Frequently asked questions
- Why does AI sometimes add whole extra limbs, not just fingers?
- Extra limbs usually come from rendering at a resolution or aspect ratio the model wasn't trained for. Stable Diffusion 1.5 was trained at 512x512; render it at 1024 or in a tall frame and it tiles the subject, duplicating arms or even whole torsos. Generate near the model's native resolution (1024 for SDXL) and upscale afterward instead of rendering huge in one pass.
- Does adding 'detailed hands' or 'five fingers' to a prompt actually help?
- Mostly no. Diffusion models can't count, so 'five fingers' doesn't enforce five fingers, and 'detailed hands' mainly tells the model to make hands more prominent — which can make errors bigger and more visible. Describing what the hands are doing ('both hands wrapped around a tankard') helps more, because a gripped pose has far fewer ways to go wrong than open fingers.
- Do negative embeddings like EasyNegative work in SDXL?
- No.
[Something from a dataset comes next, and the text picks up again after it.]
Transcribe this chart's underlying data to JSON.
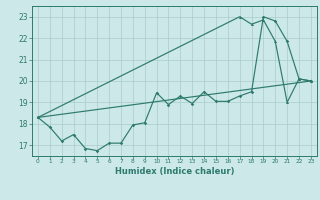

Textual-inversion embeddings are trained against a specific text encoder, and SDXL uses different encoders than SD 1.5, so 1.5-era embeddings like EasyNegative have no useful effect there. If you want embedding-style negatives on SDXL, use ones trained specifically for SDXL, or just write a short targeted negative prompt — SDXL rarely needs more.
- Why do teeth look wrong in AI portraits?
- Teeth fail for the same reason fingers do: they're a row of small, repeated, similar elements, and the model reproduces the pattern without counting. Wide grins are the worst case. Prompting a closed-mouth expression, a slight smile, or a stern look avoids the problem entirely, and it usually suits fantasy character portraits better anyway.
- Does upscaling fix a bad face or bad hands?
- Not by itself. Upscalers add pixels, not structure — a wonky eye becomes a sharper wonky eye. What works is an upscale combined with a detail pass, like Stable Diffusion's hires fix with ADetailer, which detects the face, redraws it at full resolution, and blends it back. In Midjourney, upscale first and then use Vary Region on anything still wrong.
- Is it faster to fix small flaws in Photoshop than to inpaint?
- For tiny flaws, often yes. Cloning out a sixth fingertip, cleaning a stray strap end, or darkening a doubled line takes a minute with the clone stamp or healing brush and risks nothing else changing. Inpainting wins when the region needs actual redrawing — a whole hand, an eye — because a manual repaint requires drawing skill an inpainting model supplies for free.
- Why does the same prompt give perfect hands one time and a mess the next?
- Every generation starts from a different random seed, and hands sit right at the edge of what current models do reliably, so quality swings run to run. That's why batching works: generate four images, keep the best, and fix its one flaw. If a specific seed gives you great anatomy, reuse that seed when testing prompt changes so you're comparing wording, not luck.